A Branch and Bound Algorithm for Multiobjective Optimization Problems Using General Ordering Cones

TL;DR

This paper introduces a novel branch and bound algorithm for multiobjective optimization that uses general ordering cones to efficiently approximate parts of the Pareto set, reducing computational costs.

Contribution

It proposes a new cone dominance-based discarding test that incorporates preference information via general cones, extending traditional Pareto dominance methods.

Findings

Algorithm converges globally.

Effective on test instances and real-world problems.

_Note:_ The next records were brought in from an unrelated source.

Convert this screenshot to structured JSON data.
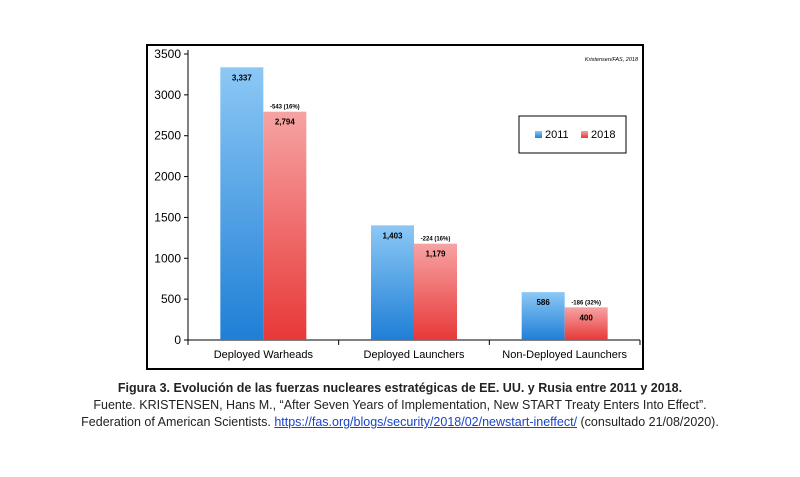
{
  "chart_data": {
    "type": "bar",
    "categories": [
      "Deployed Warheads",
      "Deployed Launchers",
      "Non-Deployed Launchers"
    ],
    "series": [
      {
        "name": "2011",
        "values": [
          3337,
          1403,
          586
        ],
        "labels": [
          "3,337",
          "1,403",
          "586"
        ]
      },
      {
        "name": "2018",
        "values": [
          2794,
          1179,
          400
        ],
        "labels": [
          "2,794",
          "1,179",
          "400"
        ]
      }
    ],
    "change_annotations": [
      "-543 (16%)",
      "-224 (16%)",
      "-186 (32%)"
    ],
    "y_ticks": [
      0,
      500,
      1000,
      1500,
      2000,
      2500,
      3000,
      3500
    ],
    "ylim": [
      0,
      3500
    ],
    "credit": "Kristensen/FAS, 2018",
    "legend_position": "right",
    "colors": {
      "2011": "#3a93e0",
      "2018": "#ef4d4d"
    }
  },
  "caption": {
    "title": "Figura 3. Evolución de las fuerzas nucleares estratégicas de EE. UU. y Rusia entre 2011 y 2018.",
    "line2": "Fuente. KRISTENSEN, Hans M., “After Seven Years of Implementation, New START Treaty Enters Into Effect”.",
    "line3_prefix": "Federation of American Scientists. ",
    "link": "https://fas.org/blogs/security/2018/02/newstart-ineffect/",
    "line3_suffix": " (consultado 21/08/2020)."
  }
}
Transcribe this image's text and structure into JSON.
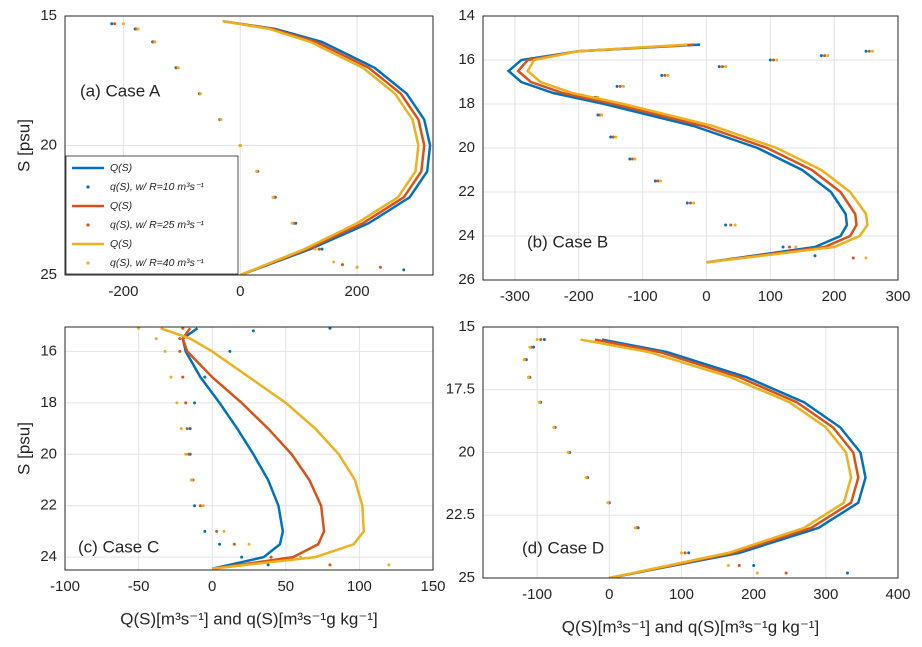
{
  "chart_data": [
    {
      "type": "line",
      "title": "(a) Case A",
      "ylabel": "S [psu]",
      "xlim": [
        -300,
        330
      ],
      "ylim": [
        15,
        25
      ],
      "y_reversed": true,
      "xticks": [
        -200,
        0,
        200
      ],
      "yticks": [
        15,
        20,
        25
      ],
      "grid": true,
      "legend": "lower left",
      "series": [
        {
          "name": "Q(S)",
          "mode": "lines",
          "color": "#0072bd",
          "x": [
            -30,
            60,
            140,
            230,
            285,
            315,
            325,
            320,
            290,
            220,
            120,
            0
          ],
          "values": [
            15.2,
            15.5,
            16,
            17,
            18,
            19,
            20,
            21,
            22,
            23,
            24,
            25
          ]
        },
        {
          "name": "q(S), w/  R=10 m³s⁻¹",
          "mode": "markers",
          "color": "#0072bd",
          "x": [
            -220,
            -180,
            -150,
            -110,
            -70,
            -35,
            0,
            30,
            60,
            95,
            140,
            200,
            280
          ],
          "values": [
            15.3,
            15.5,
            16,
            17,
            18,
            19,
            20,
            21,
            22,
            23,
            24,
            24.7,
            24.8
          ]
        },
        {
          "name": "Q(S)",
          "mode": "lines",
          "color": "#d95319",
          "x": [
            -30,
            55,
            130,
            220,
            275,
            305,
            315,
            310,
            280,
            210,
            115,
            0
          ],
          "values": [
            15.2,
            15.5,
            16,
            17,
            18,
            19,
            20,
            21,
            22,
            23,
            24,
            25
          ]
        },
        {
          "name": "q(S), w/  R=25 m³s⁻¹",
          "mode": "markers",
          "color": "#d95319",
          "x": [
            -215,
            -178,
            -148,
            -108,
            -69,
            -34,
            0,
            29,
            58,
            92,
            135,
            175,
            240
          ],
          "values": [
            15.3,
            15.5,
            16,
            17,
            18,
            19,
            20,
            21,
            22,
            23,
            24,
            24.6,
            24.7
          ]
        },
        {
          "name": "Q(S)",
          "mode": "lines",
          "color": "#edb120",
          "x": [
            -30,
            50,
            120,
            210,
            265,
            295,
            305,
            300,
            270,
            200,
            110,
            0
          ],
          "values": [
            15.2,
            15.5,
            16,
            17,
            18,
            19,
            20,
            21,
            22,
            23,
            24,
            25
          ]
        },
        {
          "name": "q(S), w/  R=40 m³s⁻¹",
          "mode": "markers",
          "color": "#edb120",
          "x": [
            -200,
            -175,
            -146,
            -106,
            -68,
            -33,
            0,
            28,
            56,
            89,
            128,
            160,
            200
          ],
          "values": [
            15.3,
            15.5,
            16,
            17,
            18,
            19,
            20,
            21,
            22,
            23,
            24,
            24.5,
            24.7
          ]
        }
      ]
    },
    {
      "type": "line",
      "title": "(b) Case B",
      "xlim": [
        -350,
        300
      ],
      "ylim": [
        14,
        26
      ],
      "y_reversed": true,
      "xticks": [
        -300,
        -200,
        -100,
        0,
        100,
        200,
        300
      ],
      "yticks": [
        14,
        16,
        18,
        20,
        22,
        24,
        26
      ],
      "grid": true,
      "series": [
        {
          "mode": "lines",
          "color": "#0072bd",
          "x": [
            -10,
            -200,
            -290,
            -310,
            -290,
            -240,
            -160,
            -20,
            80,
            150,
            195,
            218,
            220,
            210,
            170,
            0
          ],
          "values": [
            15.3,
            15.6,
            16,
            16.5,
            17,
            17.5,
            18,
            19,
            20,
            21,
            22,
            23,
            23.5,
            24,
            24.5,
            25.2
          ]
        },
        {
          "mode": "markers",
          "color": "#0072bd",
          "x": [
            250,
            180,
            100,
            20,
            -70,
            -140,
            -175,
            -170,
            -150,
            -120,
            -80,
            -30,
            30,
            120,
            170
          ],
          "values": [
            15.6,
            15.8,
            16,
            16.3,
            16.7,
            17.2,
            17.7,
            18.5,
            19.5,
            20.5,
            21.5,
            22.5,
            23.5,
            24.5,
            24.9
          ]
        },
        {
          "mode": "lines",
          "color": "#d95319",
          "x": [
            -20,
            -200,
            -280,
            -295,
            -275,
            -225,
            -145,
            -5,
            95,
            165,
            210,
            233,
            235,
            225,
            185,
            0
          ],
          "values": [
            15.3,
            15.6,
            16,
            16.5,
            17,
            17.5,
            18,
            19,
            20,
            21,
            22,
            23,
            23.5,
            24,
            24.5,
            25.2
          ]
        },
        {
          "mode": "markers",
          "color": "#d95319",
          "x": [
            255,
            185,
            105,
            25,
            -65,
            -135,
            -172,
            -167,
            -146,
            -116,
            -76,
            -25,
            38,
            130,
            230
          ],
          "values": [
            15.6,
            15.8,
            16,
            16.3,
            16.7,
            17.2,
            17.7,
            18.5,
            19.5,
            20.5,
            21.5,
            22.5,
            23.5,
            24.5,
            25
          ]
        },
        {
          "mode": "lines",
          "color": "#edb120",
          "x": [
            -30,
            -200,
            -270,
            -280,
            -260,
            -210,
            -130,
            10,
            110,
            180,
            225,
            250,
            252,
            240,
            200,
            0
          ],
          "values": [
            15.3,
            15.6,
            16,
            16.5,
            17,
            17.5,
            18,
            19,
            20,
            21,
            22,
            23,
            23.5,
            24,
            24.5,
            25.2
          ]
        },
        {
          "mode": "markers",
          "color": "#edb120",
          "x": [
            260,
            190,
            110,
            30,
            -60,
            -130,
            -170,
            -164,
            -142,
            -112,
            -72,
            -20,
            45,
            140,
            250
          ],
          "values": [
            15.6,
            15.8,
            16,
            16.3,
            16.7,
            17.2,
            17.7,
            18.5,
            19.5,
            20.5,
            21.5,
            22.5,
            23.5,
            24.5,
            25
          ]
        }
      ]
    },
    {
      "type": "line",
      "title": "(c) Case C",
      "ylabel": "S [psu]",
      "xlabel": "Q(S)[m³s⁻¹]  and  q(S)[m³s⁻¹g kg⁻¹]",
      "xlim": [
        -100,
        150
      ],
      "ylim": [
        15.05,
        24.5
      ],
      "y_reversed": true,
      "xticks": [
        -100,
        -50,
        0,
        50,
        100,
        150
      ],
      "yticks": [
        16,
        18,
        20,
        22,
        24
      ],
      "grid": true,
      "series": [
        {
          "mode": "lines",
          "color": "#0072bd",
          "x": [
            -10,
            -20,
            -18,
            -8,
            5,
            17,
            28,
            38,
            45,
            48,
            46,
            35,
            0
          ],
          "values": [
            15.1,
            15.5,
            16,
            17,
            18,
            19,
            20,
            21,
            22,
            23,
            23.5,
            24,
            24.45
          ]
        },
        {
          "mode": "markers",
          "color": "#0072bd",
          "x": [
            80,
            28,
            12,
            -5,
            -12,
            -15,
            -15,
            -14,
            -12,
            -5,
            5,
            20,
            38
          ],
          "values": [
            15.1,
            15.2,
            16,
            17,
            18,
            19,
            20,
            21,
            22,
            23,
            23.5,
            24,
            24.3
          ]
        },
        {
          "mode": "lines",
          "color": "#d95319",
          "x": [
            -15,
            -20,
            -17,
            0,
            20,
            38,
            54,
            66,
            74,
            76,
            72,
            55,
            0
          ],
          "values": [
            15.1,
            15.5,
            16,
            17,
            18,
            19,
            20,
            21,
            22,
            23,
            23.5,
            24,
            24.45
          ]
        },
        {
          "mode": "markers",
          "color": "#d95319",
          "x": [
            -20,
            -22,
            -22,
            -20,
            -18,
            -17,
            -16,
            -13,
            -8,
            3,
            15,
            40,
            80
          ],
          "values": [
            15.1,
            15.5,
            16,
            17,
            18,
            19,
            20,
            21,
            22,
            23,
            23.5,
            24,
            24.3
          ]
        },
        {
          "mode": "lines",
          "color": "#edb120",
          "x": [
            -35,
            -15,
            0,
            25,
            50,
            70,
            86,
            97,
            102,
            103,
            96,
            70,
            0
          ],
          "values": [
            15.1,
            15.5,
            16,
            17,
            18,
            19,
            20,
            21,
            22,
            23,
            23.5,
            24,
            24.45
          ]
        },
        {
          "mode": "markers",
          "color": "#edb120",
          "x": [
            -50,
            -38,
            -32,
            -28,
            -24,
            -21,
            -18,
            -14,
            -6,
            8,
            25,
            60,
            120
          ],
          "values": [
            15.1,
            15.5,
            16,
            17,
            18,
            19,
            20,
            21,
            22,
            23,
            23.5,
            24,
            24.3
          ]
        }
      ]
    },
    {
      "type": "line",
      "title": "(d) Case D",
      "xlabel": "Q(S)[m³s⁻¹]  and  q(S)[m³s⁻¹g kg⁻¹]",
      "xlim": [
        -175,
        400
      ],
      "ylim": [
        15,
        25
      ],
      "y_reversed": true,
      "xticks": [
        -100,
        0,
        100,
        200,
        300,
        400
      ],
      "yticks": [
        15,
        17.5,
        20,
        22.5,
        25
      ],
      "grid": true,
      "series": [
        {
          "mode": "lines",
          "color": "#0072bd",
          "x": [
            -10,
            80,
            190,
            270,
            320,
            348,
            355,
            345,
            290,
            180,
            0
          ],
          "values": [
            15.5,
            16,
            17,
            18,
            19,
            20,
            21,
            22,
            23,
            24,
            25
          ]
        },
        {
          "mode": "markers",
          "color": "#0072bd",
          "x": [
            -90,
            -105,
            -115,
            -110,
            -95,
            -75,
            -55,
            -30,
            0,
            40,
            110,
            200,
            330
          ],
          "values": [
            15.5,
            15.8,
            16.3,
            17,
            18,
            19,
            20,
            21,
            22,
            23,
            24,
            24.5,
            24.8
          ]
        },
        {
          "mode": "lines",
          "color": "#d95319",
          "x": [
            -20,
            70,
            180,
            260,
            310,
            338,
            345,
            335,
            280,
            172,
            0
          ],
          "values": [
            15.5,
            16,
            17,
            18,
            19,
            20,
            21,
            22,
            23,
            24,
            25
          ]
        },
        {
          "mode": "markers",
          "color": "#d95319",
          "x": [
            -95,
            -108,
            -117,
            -111,
            -96,
            -76,
            -56,
            -31,
            -1,
            38,
            105,
            180,
            245
          ],
          "values": [
            15.5,
            15.8,
            16.3,
            17,
            18,
            19,
            20,
            21,
            22,
            23,
            24,
            24.5,
            24.8
          ]
        },
        {
          "mode": "lines",
          "color": "#edb120",
          "x": [
            -40,
            55,
            168,
            250,
            300,
            328,
            335,
            325,
            270,
            165,
            0
          ],
          "values": [
            15.5,
            16,
            17,
            18,
            19,
            20,
            21,
            22,
            23,
            24,
            25
          ]
        },
        {
          "mode": "markers",
          "color": "#edb120",
          "x": [
            -100,
            -110,
            -118,
            -112,
            -97,
            -77,
            -57,
            -32,
            -2,
            36,
            100,
            165,
            205
          ],
          "values": [
            15.5,
            15.8,
            16.3,
            17,
            18,
            19,
            20,
            21,
            22,
            23,
            24,
            24.5,
            24.8
          ]
        }
      ]
    }
  ]
}
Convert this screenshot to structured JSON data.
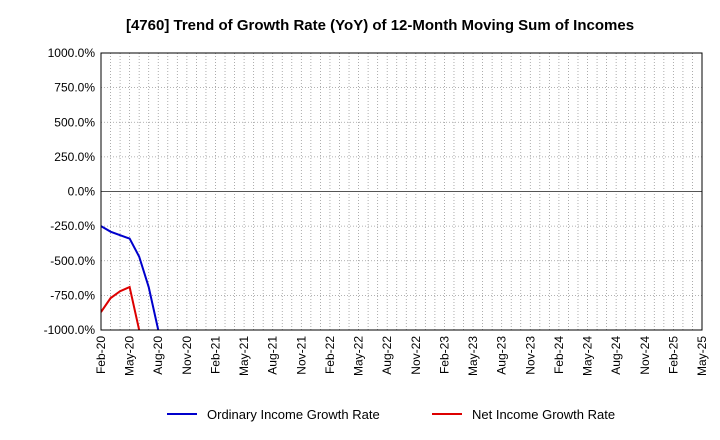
{
  "chart_data": {
    "type": "line",
    "title": "[4760]  Trend of Growth Rate (YoY) of 12-Month Moving Sum of Incomes",
    "xlabel": "",
    "ylabel": "",
    "ylim": [
      -1000,
      1000
    ],
    "yticks": [
      1000,
      750,
      500,
      250,
      0,
      -250,
      -500,
      -750,
      -1000
    ],
    "ytick_labels": [
      "1000.0%",
      "750.0%",
      "500.0%",
      "250.0%",
      "0.0%",
      "-250.0%",
      "-500.0%",
      "-750.0%",
      "-1000.0%"
    ],
    "x_months": [
      "Feb-20",
      "Mar-20",
      "Apr-20",
      "May-20",
      "Jun-20",
      "Jul-20",
      "Aug-20",
      "Sep-20",
      "Oct-20",
      "Nov-20",
      "Dec-20",
      "Jan-21",
      "Feb-21",
      "Mar-21",
      "Apr-21",
      "May-21",
      "Jun-21",
      "Jul-21",
      "Aug-21",
      "Sep-21",
      "Oct-21",
      "Nov-21",
      "Dec-21",
      "Jan-22",
      "Feb-22",
      "Mar-22",
      "Apr-22",
      "May-22",
      "Jun-22",
      "Jul-22",
      "Aug-22",
      "Sep-22",
      "Oct-22",
      "Nov-22",
      "Dec-22",
      "Jan-23",
      "Feb-23",
      "Mar-23",
      "Apr-23",
      "May-23",
      "Jun-23",
      "Jul-23",
      "Aug-23",
      "Sep-23",
      "Oct-23",
      "Nov-23",
      "Dec-23",
      "Jan-24",
      "Feb-24",
      "Mar-24",
      "Apr-24",
      "May-24",
      "Jun-24",
      "Jul-24",
      "Aug-24",
      "Sep-24",
      "Oct-24",
      "Nov-24",
      "Dec-24",
      "Jan-25",
      "Feb-25",
      "Mar-25",
      "Apr-25",
      "May-25"
    ],
    "xtick_labels": [
      "Feb-20",
      "May-20",
      "Aug-20",
      "Nov-20",
      "Feb-21",
      "May-21",
      "Aug-21",
      "Nov-21",
      "Feb-22",
      "May-22",
      "Aug-22",
      "Nov-22",
      "Feb-23",
      "May-23",
      "Aug-23",
      "Nov-23",
      "Feb-24",
      "May-24",
      "Aug-24",
      "Nov-24",
      "Feb-25",
      "May-25"
    ],
    "grid": true,
    "legend_position": "bottom",
    "series": [
      {
        "name": "Ordinary Income Growth Rate",
        "color": "#0000cc",
        "x": [
          "Feb-20",
          "Mar-20",
          "Apr-20",
          "May-20",
          "Jun-20",
          "Jul-20",
          "Aug-20"
        ],
        "values": [
          -250,
          -290,
          -315,
          -340,
          -470,
          -690,
          -1000
        ]
      },
      {
        "name": "Net Income Growth Rate",
        "color": "#dd0000",
        "x": [
          "Feb-20",
          "Mar-20",
          "Apr-20",
          "May-20",
          "Jun-20"
        ],
        "values": [
          -870,
          -770,
          -720,
          -690,
          -1000
        ]
      }
    ]
  }
}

Reduces computational effort in Pareto set approximation.

Abstract

Many existing branch and bound algorithms for multiobjective optimization problems require a significant computational cost to approximate the entire Pareto optimal solution set. In this paper, we propose a new branch and bound algorithm that approximates a part of the Pareto optimal solution set by introducing the additional preference information in the form of ordering cones. The basic idea is to replace the Pareto dominance induced by the nonnegative orthant with the cone dominance induced by a larger ordering cone in the discarding test. In particular, we consider both polyhedral and non-polyhedral cones, and propose the corresponding cone dominance-based discarding tests, respectively. In this way, the subboxes that do not contain efficient solutions with respect to the ordering cone will be removed, even though they may contain Pareto optimal solutions. We prove the global convergence of the proposed algorithm. Finally, the proposed algorithm is applied to a number of test instances as well as to 2- to 5-objective real-world constrained problems.